IdeaInnovationAgent Generates novel, abstract research directions based on retrieved context and past knowledge.

IdeaSharpeningAgent Refines and elaborates initial ideas using prompt-based tuning and logic enhancements (e.g., DSPy-style CoT reasoning or template-based mutations).

RankingAgent Performs Elo-style tournament ranking of hypotheses through LLM-guided pairwise comparisons, simulating scientific debate.

IdeaEvaluatorAgent (Mr Q) Scores each hypothesis across dimensions like novelty, feasibility, and alignment, using MR.Q-style preference-based evaluation or LLM comparison.

IdeaEvolutionAgent Mutates and grafts top hypotheses to generate stronger, more testable variants across multiple rounds. Simulates evolutionary refinement.

MethodPlannerAgent Transforms a top-ranked idea into a detailed research methodology, including key components, experimental plan, baseline references, and next steps.

MR.Q A preference learning and scoring framework for reasoning-based outputs. Supports scoring hypotheses based on soft dimensions rather than fixed ground truth.

Elo Ranking A scoring method from competitive games, adapted here to track hypothesis strength based on win/loss performance in head-to-head comparisons.

Grafting Combining similar hypotheses into a single, clearer, and more innovative variant. Used in the evolution phase.

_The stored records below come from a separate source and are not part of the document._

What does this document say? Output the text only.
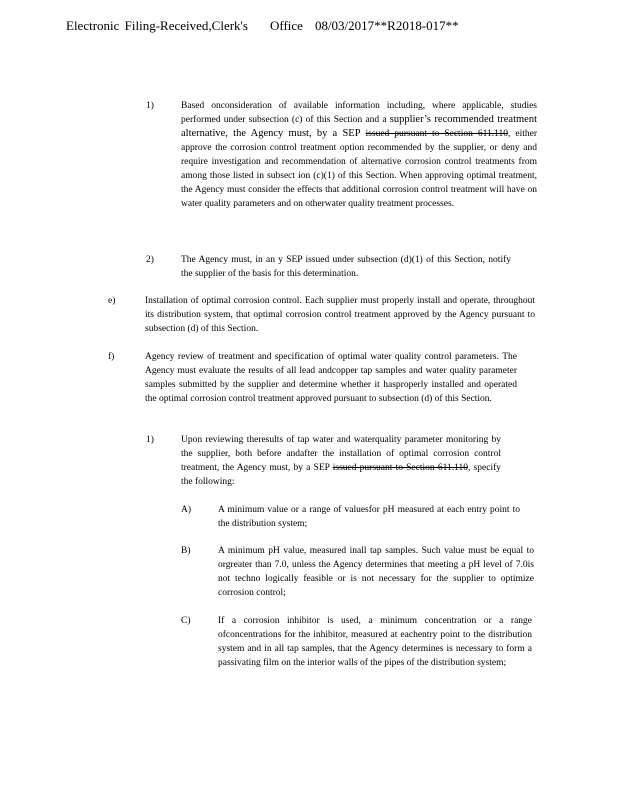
Electronic Filing-Received,Clerk's Office 08/03/2017**R2018-017**
1)	Based onconsideration of available information including, where applicable, studies performed under subsection (c) of this Section and a supplier’s recommended treatment alternative, the Agency must, by a SEP issued pursuant to Section 611.110, either approve the corrosion control treatment option recommended by the supplier, or deny and require investigation and recommendation of alternative corrosion control treatments from among those listed in subsect ion (c)(1) of this Section. When approving optimal treatment, the Agency must consider the effects that additional corrosion control treatment will have on water quality parameters and on otherwater quality treatment processes.
2)	The Agency must, in an y SEP issued under subsection (d)(1) of this Section, notify the supplier of the basis for this determination.
e)	Installation of optimal corrosion control. Each supplier must properly install and operate, throughout its distribution system, that optimal corrosion control treatment approved by the Agency pursuant to subsection (d) of this Section.
f)	Agency review of treatment and specification of optimal water quality control parameters. The Agency must evaluate the results of all lead andcopper tap samples and water quality parameter samples submitted by the supplier and determine whether it hasproperly installed and operated the optimal corrosion control treatment approved pursuant to subsection (d) of this Section.
1)	Upon reviewing theresults of tap water and waterquality parameter monitoring by the supplier, both before andafter the installation of optimal corrosion control treatment, the Agency must, by a SEP issued pursuant to Section 611.110, specify the following:
A)	A minimum value or a range of valuesfor pH measured at each entry point to the distribution system;
B)	A minimum pH value, measured inall tap samples. Such value must be equal to orgreater than 7.0, unless the Agency determines that meeting a pH level of 7.0is not techno logically feasible or is not necessary for the supplier to optimize corrosion control;
C)	If a corrosion inhibitor is used, a minimum concentration or a range ofconcentrations for the inhibitor, measured at eachentry point to the distribution system and in all tap samples, that the Agency determines is necessary to form a passivating film on the interior walls of the pipes of the distribution system;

Prompt Templating The use of structured Jinja templates to dynamically generate prompts based on input context (goal, literature, preferences, etc.).

Semantic Memory A vector store that enables retrieval of past hypotheses, evaluations, and context based on similarity for use in future steps.

Baseline Method An existing, known approach to a task, used as a reference for evaluation or as a component in method planning.

T: I Γ— T Γ— B Γ— L β†’ M The transformation function defined in NOVELSEEK for turning an Idea (I), Task (T), Baseline (B), and Literature (L) into a Method plan (M).